“hello friendly reminder that you do not need a special occasion to use nice things! If you wait long enough your nice bath bomb won’t be as fizzy! your favorite fruits will go out of season! candles are meant to be burned, not looked at! you’re not enjoying your special tea if it’s just sitting in your cupboard! you’re allowed to have nice and special things on completely ordinary days! heck, it might just make that day special”
(these words are from someone who goes by the handle “mysteryhacked”; you can follow them on some platform but I’m not sure what the platform is; doesn’t appear to be Facebook or Twitter — someone shared it as a screenshot on Facebook which is how I saw it)
And I say: YES!!! THIS. I love using my grandmother’s china for my everyday dishes. And spending beautiful evenings lit by nice candles that I bought from the thrift store for 50 cents or a dollar because the person who bought them 10 years ago at a boutique for 15 dollars never used them (they were “too pretty to burn”), and then later the person died or had to downsize and so that too-pretty-to-burn candle ended up in a thrift shop.
Long ago (around 1998), I had a beautiful jacket that I kept saving for special occasions. Over the years of me saving it for some special occasion that never arrived, the beautiful jacket got ruined by mildew. So I know whereof I speak!

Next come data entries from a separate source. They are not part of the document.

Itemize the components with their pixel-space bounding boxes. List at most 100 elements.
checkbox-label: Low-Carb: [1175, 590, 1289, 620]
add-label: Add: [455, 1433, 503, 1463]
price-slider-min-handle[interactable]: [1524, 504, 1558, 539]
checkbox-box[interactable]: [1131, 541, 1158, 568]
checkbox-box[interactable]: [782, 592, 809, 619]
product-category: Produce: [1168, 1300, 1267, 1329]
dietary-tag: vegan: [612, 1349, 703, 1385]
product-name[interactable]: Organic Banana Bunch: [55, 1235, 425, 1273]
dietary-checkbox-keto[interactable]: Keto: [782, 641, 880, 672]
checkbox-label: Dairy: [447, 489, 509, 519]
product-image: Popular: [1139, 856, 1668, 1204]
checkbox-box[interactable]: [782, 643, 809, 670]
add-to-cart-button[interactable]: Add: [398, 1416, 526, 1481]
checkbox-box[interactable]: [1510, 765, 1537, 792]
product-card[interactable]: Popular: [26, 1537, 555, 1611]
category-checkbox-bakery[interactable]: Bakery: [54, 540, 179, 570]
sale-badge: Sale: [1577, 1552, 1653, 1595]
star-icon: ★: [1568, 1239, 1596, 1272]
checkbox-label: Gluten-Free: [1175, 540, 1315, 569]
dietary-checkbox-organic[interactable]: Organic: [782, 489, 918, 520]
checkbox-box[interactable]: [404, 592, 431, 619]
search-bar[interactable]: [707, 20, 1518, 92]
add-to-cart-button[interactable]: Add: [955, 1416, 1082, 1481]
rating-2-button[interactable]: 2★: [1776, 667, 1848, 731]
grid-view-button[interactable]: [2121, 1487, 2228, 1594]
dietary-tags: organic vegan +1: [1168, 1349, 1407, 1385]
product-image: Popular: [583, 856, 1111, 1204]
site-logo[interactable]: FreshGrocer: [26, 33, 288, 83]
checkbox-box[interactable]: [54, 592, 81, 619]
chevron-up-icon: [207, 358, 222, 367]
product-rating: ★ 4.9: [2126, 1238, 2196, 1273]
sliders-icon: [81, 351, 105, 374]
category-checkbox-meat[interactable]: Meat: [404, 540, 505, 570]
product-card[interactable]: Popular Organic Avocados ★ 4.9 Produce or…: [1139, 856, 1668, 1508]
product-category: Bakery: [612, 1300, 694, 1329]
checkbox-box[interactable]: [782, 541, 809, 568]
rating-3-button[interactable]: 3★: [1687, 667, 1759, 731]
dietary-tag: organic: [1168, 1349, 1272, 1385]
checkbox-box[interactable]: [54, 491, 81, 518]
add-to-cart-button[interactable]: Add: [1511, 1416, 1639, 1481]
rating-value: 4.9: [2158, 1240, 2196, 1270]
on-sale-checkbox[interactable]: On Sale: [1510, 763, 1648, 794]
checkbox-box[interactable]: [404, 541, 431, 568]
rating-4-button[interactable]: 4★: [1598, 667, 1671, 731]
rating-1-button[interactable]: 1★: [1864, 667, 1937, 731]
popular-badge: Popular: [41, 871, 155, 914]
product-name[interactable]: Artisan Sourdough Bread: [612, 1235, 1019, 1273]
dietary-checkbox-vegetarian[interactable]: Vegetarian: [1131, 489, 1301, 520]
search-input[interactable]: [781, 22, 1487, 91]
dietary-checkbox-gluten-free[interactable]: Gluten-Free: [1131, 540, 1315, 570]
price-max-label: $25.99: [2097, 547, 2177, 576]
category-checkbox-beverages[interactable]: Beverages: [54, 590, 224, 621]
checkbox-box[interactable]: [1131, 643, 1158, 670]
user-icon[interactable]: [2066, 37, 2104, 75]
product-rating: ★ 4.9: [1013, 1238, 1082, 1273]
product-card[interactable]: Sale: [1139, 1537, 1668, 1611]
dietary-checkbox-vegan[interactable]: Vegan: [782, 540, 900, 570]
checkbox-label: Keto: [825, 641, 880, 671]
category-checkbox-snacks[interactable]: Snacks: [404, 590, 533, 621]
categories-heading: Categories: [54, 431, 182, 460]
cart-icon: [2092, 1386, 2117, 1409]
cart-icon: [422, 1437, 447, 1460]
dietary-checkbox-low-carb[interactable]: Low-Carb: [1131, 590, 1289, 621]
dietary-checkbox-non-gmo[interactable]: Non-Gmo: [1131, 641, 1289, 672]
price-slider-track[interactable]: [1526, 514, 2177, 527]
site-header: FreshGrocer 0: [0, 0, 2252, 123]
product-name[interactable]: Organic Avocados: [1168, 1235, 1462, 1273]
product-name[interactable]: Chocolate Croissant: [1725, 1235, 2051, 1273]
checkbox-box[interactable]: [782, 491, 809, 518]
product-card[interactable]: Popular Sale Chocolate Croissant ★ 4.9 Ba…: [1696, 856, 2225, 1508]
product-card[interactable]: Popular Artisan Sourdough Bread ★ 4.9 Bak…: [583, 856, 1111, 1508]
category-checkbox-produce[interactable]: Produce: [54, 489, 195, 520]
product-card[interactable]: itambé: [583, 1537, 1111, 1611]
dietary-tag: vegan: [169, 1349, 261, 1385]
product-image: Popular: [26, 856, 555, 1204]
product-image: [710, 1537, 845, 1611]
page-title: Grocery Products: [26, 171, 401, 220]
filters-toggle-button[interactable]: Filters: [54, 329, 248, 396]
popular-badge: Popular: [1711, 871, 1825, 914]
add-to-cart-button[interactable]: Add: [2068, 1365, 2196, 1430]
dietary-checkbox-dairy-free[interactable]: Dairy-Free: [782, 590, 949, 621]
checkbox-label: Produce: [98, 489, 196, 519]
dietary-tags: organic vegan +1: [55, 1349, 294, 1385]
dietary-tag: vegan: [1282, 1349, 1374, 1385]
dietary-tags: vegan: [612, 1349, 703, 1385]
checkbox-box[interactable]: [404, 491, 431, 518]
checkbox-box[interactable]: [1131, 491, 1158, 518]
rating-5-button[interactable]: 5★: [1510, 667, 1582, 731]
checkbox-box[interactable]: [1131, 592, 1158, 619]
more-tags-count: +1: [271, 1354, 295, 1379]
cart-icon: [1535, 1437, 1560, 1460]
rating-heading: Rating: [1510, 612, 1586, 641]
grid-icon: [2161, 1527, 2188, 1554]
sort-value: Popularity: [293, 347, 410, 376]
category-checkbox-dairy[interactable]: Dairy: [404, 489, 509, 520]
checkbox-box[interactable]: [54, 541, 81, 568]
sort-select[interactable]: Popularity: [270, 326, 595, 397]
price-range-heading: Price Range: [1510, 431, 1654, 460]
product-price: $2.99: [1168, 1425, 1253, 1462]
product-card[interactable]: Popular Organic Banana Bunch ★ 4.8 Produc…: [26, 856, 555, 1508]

And on this general carpe-diemish topic, one of my favorite ancient poems just came to me. It’s from the Odes, a collection of Latin lyric poems by Horace (65 BC- 8 BC). I no longer have the magazine clipping or whatever that I had taped to the cabinets of my trailer back in Austin 20 years ago, but I have read the poem so many times I can (mostly) remember what that text said. Note, a google will reveal various versions of the translation, none of which quite feel as rhythmically satisfying to me as the version I memorized all those years ago, and have (with errors no doubt) retyped below for you:
Seek not to know — we cannot know — what ends, the gods will bring, my love, to you or me.
Consult no Babylonian astrologers!
Far better to endure whatever comes, whether Jove grant us many winters more, or whether this be the last, that now wears out
the Tuscan sea upon opposing rocks.
Be wise. Strain clear the wine. Since life is brief, cut short far-distant hopes.
Even while we speak, time, envious, takes flight.
Live this day well.
Put little trust in what tomorrows hold.